Conceptually, simple random sampling is the simplest of the probability sampling techniques. It requires a complete sampling frame, which may not be available or feasible to construct for large populations. Even if a complete frame is available, more efficient approaches may be possible if other useful information is available about the units in the population.
Advantages are that it is free of classification error, and it requires minimum advance knowledge of the population other than the frame. Its simplicity also makes it relatively easy to interpret data collected via SRS. For these reasons, simple random sampling best suits situations where not much information is available about the population and data collection can be efficiently conducted on randomly distributed items, or where the cost of sampling is small enough to make efficiency less important than simplicity. If these conditions are not true, stratified sampling or cluster sampling may be a better choice.
Contents |
In a simple random sample, one person must take a random sample from a population, and not have any order in which one chooses the specific individual.
Let us assume you had a school with 1000 students, divided equally into boys and girls, and you wanted to select 100 of them for further study. You might put all their names in a bucket and then pull 100 names out. Not only does each person have an equal chance of being selected, we can also easily calculate the probability of a given person being chosen, since we know the sample size (n) and the population (N) and it becomes a simple matter of division:
n/N or 100/1000 = 0.10 (10%)
This means that every student in the school has a 10% or 1 in 10 chance of being selected using this method. Further, all combinations of 100 students have the same probability of selection.
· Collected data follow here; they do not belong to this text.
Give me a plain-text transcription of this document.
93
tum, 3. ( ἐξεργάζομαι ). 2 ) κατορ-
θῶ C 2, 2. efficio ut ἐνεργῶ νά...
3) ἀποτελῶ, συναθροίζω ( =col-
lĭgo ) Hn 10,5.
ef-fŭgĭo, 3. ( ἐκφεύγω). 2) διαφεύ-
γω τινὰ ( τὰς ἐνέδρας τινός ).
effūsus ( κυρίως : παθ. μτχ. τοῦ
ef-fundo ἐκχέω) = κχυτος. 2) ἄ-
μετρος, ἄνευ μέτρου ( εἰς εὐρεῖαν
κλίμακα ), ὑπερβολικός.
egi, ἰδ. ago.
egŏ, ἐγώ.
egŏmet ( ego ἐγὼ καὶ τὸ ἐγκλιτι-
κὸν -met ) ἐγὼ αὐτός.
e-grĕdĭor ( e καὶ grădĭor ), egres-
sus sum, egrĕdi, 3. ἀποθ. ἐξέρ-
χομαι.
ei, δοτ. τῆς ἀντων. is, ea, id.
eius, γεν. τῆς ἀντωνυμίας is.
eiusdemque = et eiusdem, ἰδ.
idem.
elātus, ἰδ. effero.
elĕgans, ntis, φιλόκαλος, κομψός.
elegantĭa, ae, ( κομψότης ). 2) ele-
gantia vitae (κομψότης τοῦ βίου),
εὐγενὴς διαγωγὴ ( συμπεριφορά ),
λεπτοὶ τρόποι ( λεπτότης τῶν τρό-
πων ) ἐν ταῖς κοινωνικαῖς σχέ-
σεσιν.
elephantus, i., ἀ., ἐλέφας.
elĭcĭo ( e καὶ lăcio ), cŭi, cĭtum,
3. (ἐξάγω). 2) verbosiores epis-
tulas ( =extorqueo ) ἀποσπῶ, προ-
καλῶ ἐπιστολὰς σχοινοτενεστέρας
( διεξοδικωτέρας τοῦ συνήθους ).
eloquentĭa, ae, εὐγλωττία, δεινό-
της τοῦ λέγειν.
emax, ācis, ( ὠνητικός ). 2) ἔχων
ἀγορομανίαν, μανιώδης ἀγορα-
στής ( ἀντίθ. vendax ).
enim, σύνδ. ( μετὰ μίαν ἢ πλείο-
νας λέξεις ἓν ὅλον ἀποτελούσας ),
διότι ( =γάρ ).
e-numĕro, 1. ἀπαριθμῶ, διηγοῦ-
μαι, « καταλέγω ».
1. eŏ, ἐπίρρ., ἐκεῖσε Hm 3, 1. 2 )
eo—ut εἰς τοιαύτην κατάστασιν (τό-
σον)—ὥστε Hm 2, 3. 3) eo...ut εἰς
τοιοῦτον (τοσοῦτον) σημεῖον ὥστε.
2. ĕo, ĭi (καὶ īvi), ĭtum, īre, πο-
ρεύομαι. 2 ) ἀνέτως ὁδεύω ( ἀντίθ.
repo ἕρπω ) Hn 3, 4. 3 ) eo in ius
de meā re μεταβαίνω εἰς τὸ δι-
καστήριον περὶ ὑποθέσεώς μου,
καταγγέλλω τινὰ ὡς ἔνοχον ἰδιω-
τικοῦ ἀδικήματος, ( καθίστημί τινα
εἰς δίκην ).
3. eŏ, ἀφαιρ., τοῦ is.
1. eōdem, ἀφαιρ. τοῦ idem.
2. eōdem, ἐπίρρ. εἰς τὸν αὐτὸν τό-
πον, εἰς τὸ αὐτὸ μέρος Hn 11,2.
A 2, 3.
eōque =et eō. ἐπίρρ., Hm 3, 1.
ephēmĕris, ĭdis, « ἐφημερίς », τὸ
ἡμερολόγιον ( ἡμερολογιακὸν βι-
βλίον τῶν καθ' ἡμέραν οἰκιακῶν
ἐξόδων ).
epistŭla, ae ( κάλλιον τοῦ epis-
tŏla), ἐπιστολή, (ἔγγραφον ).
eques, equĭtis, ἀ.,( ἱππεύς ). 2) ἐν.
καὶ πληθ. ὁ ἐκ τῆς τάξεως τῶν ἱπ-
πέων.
If a systematic pattern is introduced into random sampling, it is referred to as "systematic (random) sampling". For instance, if the students in our school had numbers attached to their names ranging from 0001 to 1000, and we chose a random starting point, e.g. 0533, and then pick every 10th name thereafter to give us our sample of 100 (starting over with 0003 after reaching 0993). In this sense, this technique is similar to cluster sampling, since the choice of the first unit will determine the remainder. This is no longer simple random sampling, because some combinations of 100 students have a larger selection probability than others - for instance, {3, 13, 23, ..., 993} has a 1/10 chance of selection, while {1, 2, 3, ..., 100} cannot be selected under this method.
If the members of the population come in two kinds, say "red" and "black", one can consider the distribution of the number of red elements in a sample of a given size. That distribution depends on the numbers of red and black elements in the full population. For a simple random sample with replacement, the distribution is a binomial distribution. For a simple random sample without replacement, one obtains a hypergeometric distribution.